"She passed away," the owner of Eutopia books told me, when I asked about Regina. "She was very ill; she closed the shop, and then she passed away." When I had seen Regina's farewell sign on the Galerie d'Arts Decoratifs, which had been next door to Eutopia on Jefferson Avenue in South Beach, I assumed Regina's business had not survived the economic downturn. It was shocking that she had not survived.

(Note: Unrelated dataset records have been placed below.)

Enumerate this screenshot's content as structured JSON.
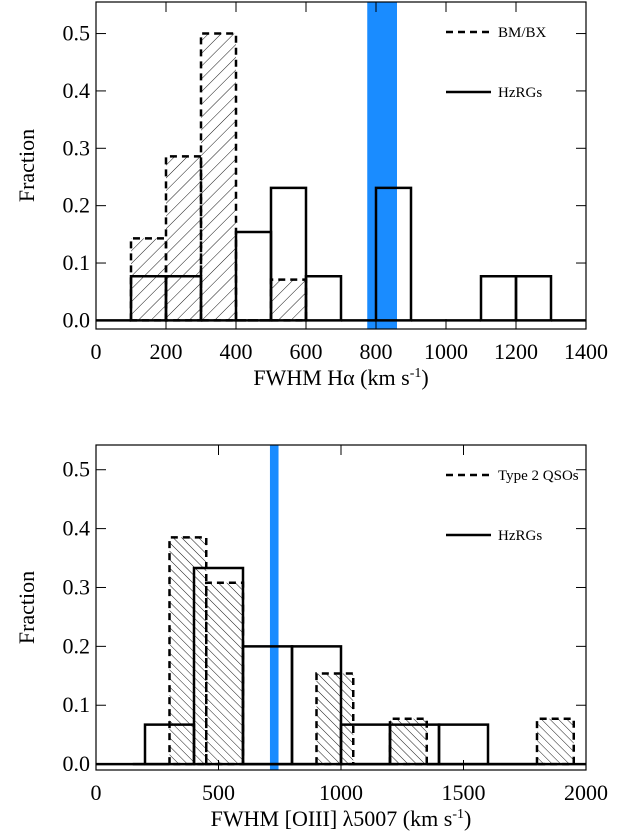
{
  "chart_data": [
    {
      "type": "histogram",
      "xlabel": [
        "FWHM Hα (km s",
        "-1",
        ")"
      ],
      "ylabel": "Fraction",
      "xlim": [
        0,
        1400
      ],
      "ylim": [
        -0.015,
        0.555
      ],
      "xticks": [
        0,
        200,
        400,
        600,
        800,
        1000,
        1200,
        1400
      ],
      "yticks": [
        {
          "value": 0,
          "label": "0.0"
        },
        0.1,
        0.2,
        0.3,
        0.4,
        0.5
      ],
      "legend": "upper right",
      "highlight": {
        "range": [
          775,
          860
        ],
        "color": "#1a8cff"
      },
      "series": [
        {
          "name": "BM/BX",
          "color": "#000000",
          "dashed": true,
          "hatch": "/",
          "bins": [
            100,
            200,
            300,
            400,
            500,
            600
          ],
          "values": [
            0.143,
            0.286,
            0.5,
            0,
            0.071
          ]
        },
        {
          "name": "HzRGs",
          "color": "#000000",
          "dashed": false,
          "bins": [
            0,
            100,
            200,
            300,
            400,
            500,
            600,
            700,
            800,
            900,
            1000,
            1100,
            1200,
            1300,
            1400
          ],
          "values": [
            0,
            0.077,
            0.077,
            0,
            0.154,
            0.231,
            0.077,
            0,
            0.231,
            0,
            0,
            0.077,
            0.077,
            0
          ]
        }
      ]
    },
    {
      "type": "histogram",
      "xlabel": [
        "FWHM [OIII] λ5007 (km s",
        "-1",
        ")"
      ],
      "ylabel": "Fraction",
      "xlim": [
        0,
        2000
      ],
      "ylim": [
        -0.01,
        0.542
      ],
      "xticks": [
        0,
        500,
        1000,
        1500,
        2000
      ],
      "yticks": [
        {
          "value": 0,
          "label": "0.0"
        },
        0.1,
        0.2,
        0.3,
        0.4,
        0.5
      ],
      "legend": "upper right",
      "highlight": {
        "range": [
          710,
          745
        ],
        "color": "#1a8cff"
      },
      "series": [
        {
          "name": "Type 2 QSOs",
          "color": "#000000",
          "dashed": true,
          "hatch": "\\",
          "bins": [
            150,
            300,
            450,
            600,
            750,
            900,
            1050,
            1200,
            1350,
            1500,
            1650,
            1800,
            1950
          ],
          "values": [
            0,
            0.385,
            0.308,
            0,
            0,
            0.154,
            0,
            0.077,
            0,
            0,
            0,
            0.077
          ]
        },
        {
          "name": "HzRGs",
          "color": "#000000",
          "dashed": false,
          "bins": [
            0,
            200,
            400,
            600,
            800,
            1000,
            1200,
            1400,
            1600,
            1800,
            2000
          ],
          "values": [
            0,
            0.067,
            0.333,
            0.2,
            0.2,
            0.067,
            0.067,
            0.067,
            0,
            0
          ]
        }
      ]
    }
  ]
}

Regina's gallery was a triumph over entropy, the principle by which all things tend toward disorder. There was no disorder in her shop and none in her person. She wore only black or black and white, usually a white blouse with black pants. Her taste was strict, rigorous, elegant. On rare occasions her arrangements felt chilly. Though she was German by birth, having lived in Paris, which she thought of as her true home, she dealt, for some years, in French Art Deco furniture, and then as those pieces became scarcer began to sell mid-century modern.
One Christmas, about twelve years ago, shortly after we had bought a condo on Meridian Avenue, I wandered by her shop for the first time and saw her astonishing Christmas window decorated with various, colorful porcelain. Her windows were happenings. Often she would display the work of local artists; Ena Marrero was one. In Regina's window were Ena's fanciful animals and her curtain of marvelous stockings knotted with chunks of gorgeous glass. She also handled the work of architect Richard Meier.

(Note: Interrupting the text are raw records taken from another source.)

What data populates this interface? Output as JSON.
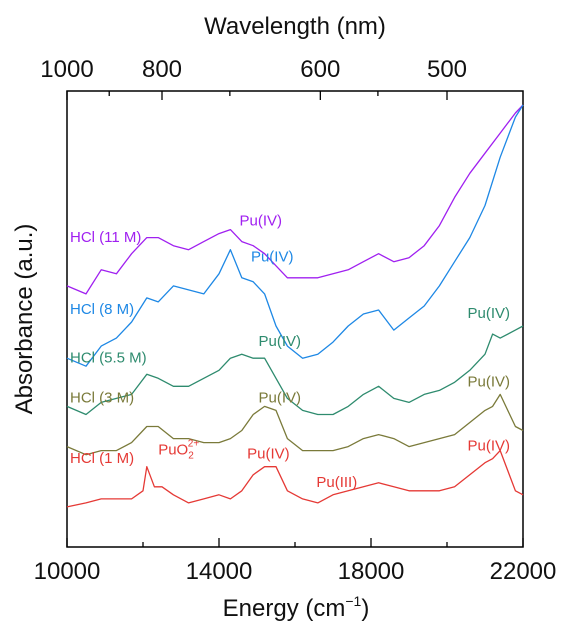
{
  "chart_data": {
    "type": "line",
    "xlabel": "Energy (cm",
    "xlabel_sup": "−1",
    "xlabel_close": ")",
    "ylabel": "Absorbance (a.u.)",
    "top_xlabel": "Wavelength (nm)",
    "xlim": [
      10000,
      22000
    ],
    "x_ticks": [
      10000,
      14000,
      18000,
      22000
    ],
    "x_tick_labels": [
      "10000",
      "14000",
      "18000",
      "22000"
    ],
    "top_ticks_nm": [
      1000,
      800,
      600,
      500
    ],
    "top_tick_labels": [
      "1000",
      "800",
      "600",
      "500"
    ],
    "grid": false,
    "legend": "none",
    "series": [
      {
        "name": "HCl (11 M)",
        "color": "#a020f0",
        "x": [
          10000,
          10500,
          10900,
          11300,
          11700,
          12100,
          12400,
          12800,
          13200,
          13600,
          14000,
          14300,
          14600,
          14900,
          15200,
          15500,
          15800,
          16200,
          16600,
          17000,
          17400,
          17800,
          18200,
          18600,
          19000,
          19400,
          19800,
          20200,
          20600,
          21000,
          21400,
          21800,
          22000
        ],
        "y": [
          0.6,
          0.58,
          0.64,
          0.63,
          0.68,
          0.72,
          0.72,
          0.7,
          0.69,
          0.71,
          0.73,
          0.74,
          0.71,
          0.7,
          0.68,
          0.65,
          0.62,
          0.62,
          0.62,
          0.63,
          0.64,
          0.66,
          0.68,
          0.66,
          0.67,
          0.7,
          0.75,
          0.82,
          0.88,
          0.93,
          0.98,
          1.03,
          1.05
        ]
      },
      {
        "name": "HCl (8 M)",
        "color": "#1e88e5",
        "x": [
          10000,
          10500,
          10900,
          11300,
          11700,
          12100,
          12400,
          12800,
          13200,
          13600,
          14000,
          14300,
          14600,
          14900,
          15200,
          15500,
          15800,
          16200,
          16600,
          17000,
          17400,
          17800,
          18200,
          18600,
          19000,
          19400,
          19800,
          20200,
          20600,
          21000,
          21400,
          21800,
          22000
        ],
        "y": [
          0.42,
          0.4,
          0.45,
          0.47,
          0.51,
          0.57,
          0.56,
          0.6,
          0.59,
          0.58,
          0.63,
          0.69,
          0.62,
          0.61,
          0.58,
          0.5,
          0.45,
          0.42,
          0.43,
          0.46,
          0.5,
          0.53,
          0.54,
          0.49,
          0.52,
          0.55,
          0.6,
          0.66,
          0.72,
          0.8,
          0.92,
          1.02,
          1.05
        ]
      },
      {
        "name": "HCl (5.5 M)",
        "color": "#2e8b6e",
        "x": [
          10000,
          10500,
          10900,
          11300,
          11700,
          12100,
          12400,
          12800,
          13200,
          13600,
          14000,
          14300,
          14600,
          14900,
          15200,
          15500,
          15800,
          16200,
          16600,
          17000,
          17400,
          17800,
          18200,
          18600,
          19000,
          19400,
          19800,
          20200,
          20600,
          21000,
          21200,
          21400,
          21800,
          22000
        ],
        "y": [
          0.3,
          0.28,
          0.31,
          0.32,
          0.33,
          0.38,
          0.37,
          0.35,
          0.35,
          0.37,
          0.39,
          0.42,
          0.43,
          0.42,
          0.42,
          0.37,
          0.32,
          0.29,
          0.28,
          0.28,
          0.3,
          0.33,
          0.35,
          0.32,
          0.31,
          0.33,
          0.34,
          0.36,
          0.39,
          0.43,
          0.48,
          0.47,
          0.49,
          0.5
        ]
      },
      {
        "name": "HCl (3 M)",
        "color": "#7a7a3a",
        "x": [
          10000,
          10500,
          10900,
          11300,
          11700,
          12100,
          12400,
          12800,
          13200,
          13600,
          14000,
          14300,
          14600,
          14900,
          15200,
          15500,
          15800,
          16200,
          16600,
          17000,
          17400,
          17800,
          18200,
          18600,
          19000,
          19400,
          19800,
          20200,
          20600,
          21000,
          21200,
          21400,
          21800,
          22000
        ],
        "y": [
          0.2,
          0.18,
          0.19,
          0.19,
          0.21,
          0.25,
          0.25,
          0.22,
          0.22,
          0.21,
          0.21,
          0.22,
          0.24,
          0.28,
          0.3,
          0.29,
          0.22,
          0.19,
          0.19,
          0.19,
          0.2,
          0.22,
          0.23,
          0.22,
          0.2,
          0.21,
          0.22,
          0.23,
          0.26,
          0.29,
          0.3,
          0.33,
          0.25,
          0.24
        ]
      },
      {
        "name": "HCl (1 M)",
        "color": "#e53935",
        "x": [
          10000,
          10500,
          10900,
          11300,
          11700,
          12000,
          12100,
          12300,
          12500,
          12800,
          13200,
          13600,
          14000,
          14300,
          14600,
          14900,
          15200,
          15500,
          15800,
          16200,
          16600,
          17000,
          17400,
          17800,
          18200,
          18600,
          19000,
          19400,
          19800,
          20200,
          20600,
          21000,
          21200,
          21400,
          21800,
          22000
        ],
        "y": [
          0.05,
          0.06,
          0.07,
          0.07,
          0.07,
          0.09,
          0.15,
          0.1,
          0.1,
          0.08,
          0.06,
          0.07,
          0.08,
          0.07,
          0.09,
          0.13,
          0.15,
          0.15,
          0.09,
          0.07,
          0.06,
          0.08,
          0.09,
          0.1,
          0.11,
          0.1,
          0.09,
          0.09,
          0.09,
          0.1,
          0.13,
          0.16,
          0.17,
          0.19,
          0.09,
          0.08
        ]
      }
    ],
    "annotations": [
      {
        "text": "Pu(IV)",
        "x": 15100,
        "y": 0.75,
        "color": "#a020f0"
      },
      {
        "text": "Pu(IV)",
        "x": 15400,
        "y": 0.66,
        "color": "#1e88e5"
      },
      {
        "text": "Pu(IV)",
        "x": 15600,
        "y": 0.45,
        "color": "#2e8b6e"
      },
      {
        "text": "Pu(IV)",
        "x": 21100,
        "y": 0.52,
        "color": "#2e8b6e"
      },
      {
        "text": "Pu(IV)",
        "x": 15600,
        "y": 0.31,
        "color": "#7a7a3a"
      },
      {
        "text": "Pu(IV)",
        "x": 21100,
        "y": 0.35,
        "color": "#7a7a3a"
      },
      {
        "text": "Pu(IV)",
        "x": 15300,
        "y": 0.17,
        "color": "#e53935"
      },
      {
        "text": "Pu(IV)",
        "x": 21100,
        "y": 0.19,
        "color": "#e53935"
      },
      {
        "text": "Pu(III)",
        "x": 17100,
        "y": 0.1,
        "color": "#e53935"
      }
    ],
    "puo2": {
      "base": "PuO",
      "sub": "2",
      "sup": "2+",
      "x": 12400,
      "y": 0.18,
      "color": "#e53935"
    },
    "ylim": [
      0,
      1.05
    ]
  }
}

In the shop Regina was all business. I never knew her to miss a day of work, but sometimes I would see her having dinner at Da Leo after she had closed for the day. Done with business, having drunk wine and eaten pasta, she would greet me with a lavish embrace. She would also let herself go with flowers, always dozens of white lilies--no other flower--which she would crowd into a vase. The perfume would seep under the door: intensely fragrant.

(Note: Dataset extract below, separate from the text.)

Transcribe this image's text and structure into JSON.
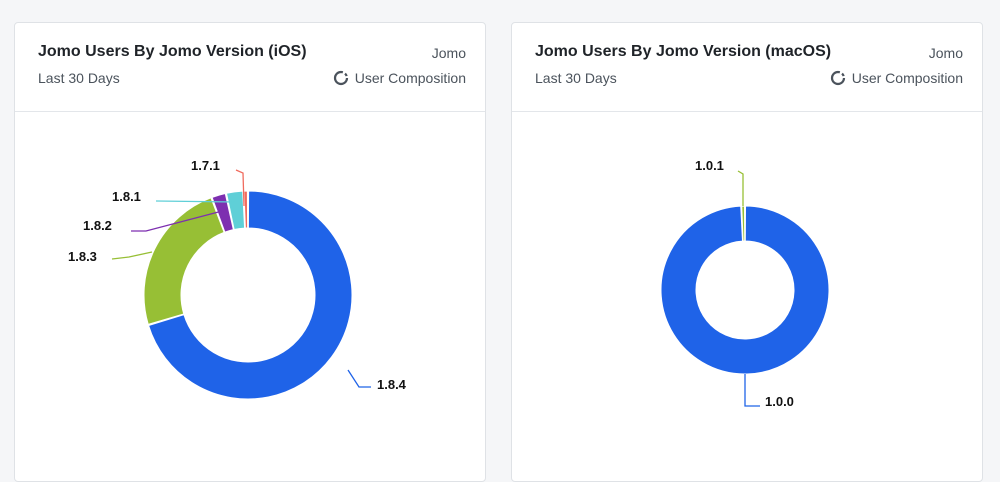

Easter morning, when the altar of the Community Church on Lincoln Road bore the weight of enormous vases of white lilies, I went to Regina's shop again; her sign with its "au revoir" was gone.
The shop was empty. Regina had her office on the balcony at the top of the spiral staircase. Below her meticulously organized work space, the elegant objects of her collection played with and against each other. I'll miss her and her creations.